We also did not collect information on why bipolar diagnoses were given. Some of the children and adolescents who met DSM-IV-TR criteria for MDD had 1–2 (hypo)manic symptoms. The limited co-occurrence of (hypo)manic symptoms and depression appears to have a worse long-term prognosis than “pure” depression (35, 36). There is evidence that community diagnosticians overemphasize the role of individual manic symptoms (e.g., anger outbursts) in making pediatric bipolar diagnoses (37). It is also possible that community practitioners, when evaluating adolescents, only interviewed the youth and did not obtain supplemental information from parents or other caregivers, which often improves the reliability of mood disorder diagnoses (12).

Additionally, the sample size was limited, with only 73 youth being evaluated between the clinic’s opening in January of 2010 and January of 2012. This sample size, along with a wide variety of diagnostic categories and comorbidities among patients, limited the ability to compare specific diagnostic categories to each other. For example, comparing youth who only had BD I to youth who only had MDD was not possible because many youth in each group had comorbid ADHD or anxiety as well. Finally, the data were cross-sectional. It is possible that some of the cases currently presenting with depression will develop hypomanic or manic episodes in the future (25, 38).

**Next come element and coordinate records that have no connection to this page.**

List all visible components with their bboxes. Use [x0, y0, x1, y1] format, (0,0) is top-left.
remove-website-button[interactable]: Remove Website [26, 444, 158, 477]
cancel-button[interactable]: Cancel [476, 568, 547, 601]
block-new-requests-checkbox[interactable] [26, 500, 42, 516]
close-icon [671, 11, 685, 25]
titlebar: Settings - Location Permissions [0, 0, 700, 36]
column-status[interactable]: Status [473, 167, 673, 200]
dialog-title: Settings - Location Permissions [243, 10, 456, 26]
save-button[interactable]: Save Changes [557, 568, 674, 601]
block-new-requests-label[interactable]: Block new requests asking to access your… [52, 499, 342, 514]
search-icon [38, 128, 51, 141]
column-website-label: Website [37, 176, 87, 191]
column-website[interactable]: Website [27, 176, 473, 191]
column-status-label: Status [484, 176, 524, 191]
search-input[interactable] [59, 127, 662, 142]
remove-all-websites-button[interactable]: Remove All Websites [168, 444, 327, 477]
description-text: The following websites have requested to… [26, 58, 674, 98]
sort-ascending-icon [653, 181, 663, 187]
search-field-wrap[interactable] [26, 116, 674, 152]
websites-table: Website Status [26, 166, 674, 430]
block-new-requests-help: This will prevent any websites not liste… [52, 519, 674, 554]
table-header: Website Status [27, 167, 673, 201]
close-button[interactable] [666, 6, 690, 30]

The absence of data on the dosages of medications prescribed to each child in community treatment limited the conclusions from the medication analyses. Because many youth had received a prior diagnosis, comparing medication by classification (rather than dose within each classification) does not illustrate the full picture of these youths’ psychopharmacological experiences.

Conclusion

A majority of the youth evaluated in a pediatric mood disorders specialty clinic met DSM-IV-TR criteria for a mood spectrum disorder, while a minority met criteria for bipolar disorder. Agreement rates between prior community-based diagnoses and the mood specialty clinic’s diagnoses were particularly low for BSDs. After using standardized interviews with multiple reporters and consensus diagnostic conferences, the clinic’s rate of BSDs (17.8%) was consistent with previously reported specialty clinic rates of BD (23). Full mood disorder diagnoses (BD I or II, or MDD) were more common among adolescents than younger-aged children, whereas diagnoses of mood disorder NOS were significantly more prevalent in children under 13.

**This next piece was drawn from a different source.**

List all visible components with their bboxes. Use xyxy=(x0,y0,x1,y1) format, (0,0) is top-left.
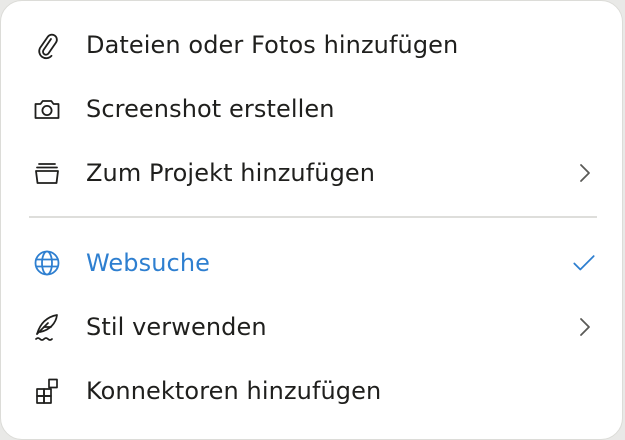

Results suggest that after a careful diagnostic evaluation using semi-structured interviews (e.g., K-SADS) with the youth and at least one parent, only a small percent of youth referred for evaluation of a BSD actually met DSM-IV-TR criteria for bipolar disorder. The practices of combining a structured diagnostic assessment of both the child and parent(s), a physician medical evaluation, and a team consensus conference to assign diagnoses, may account for lower rates of BSD diagnoses seem in our research clinic compared to the community.

Footnotes

All authors declare no conflicts of interest.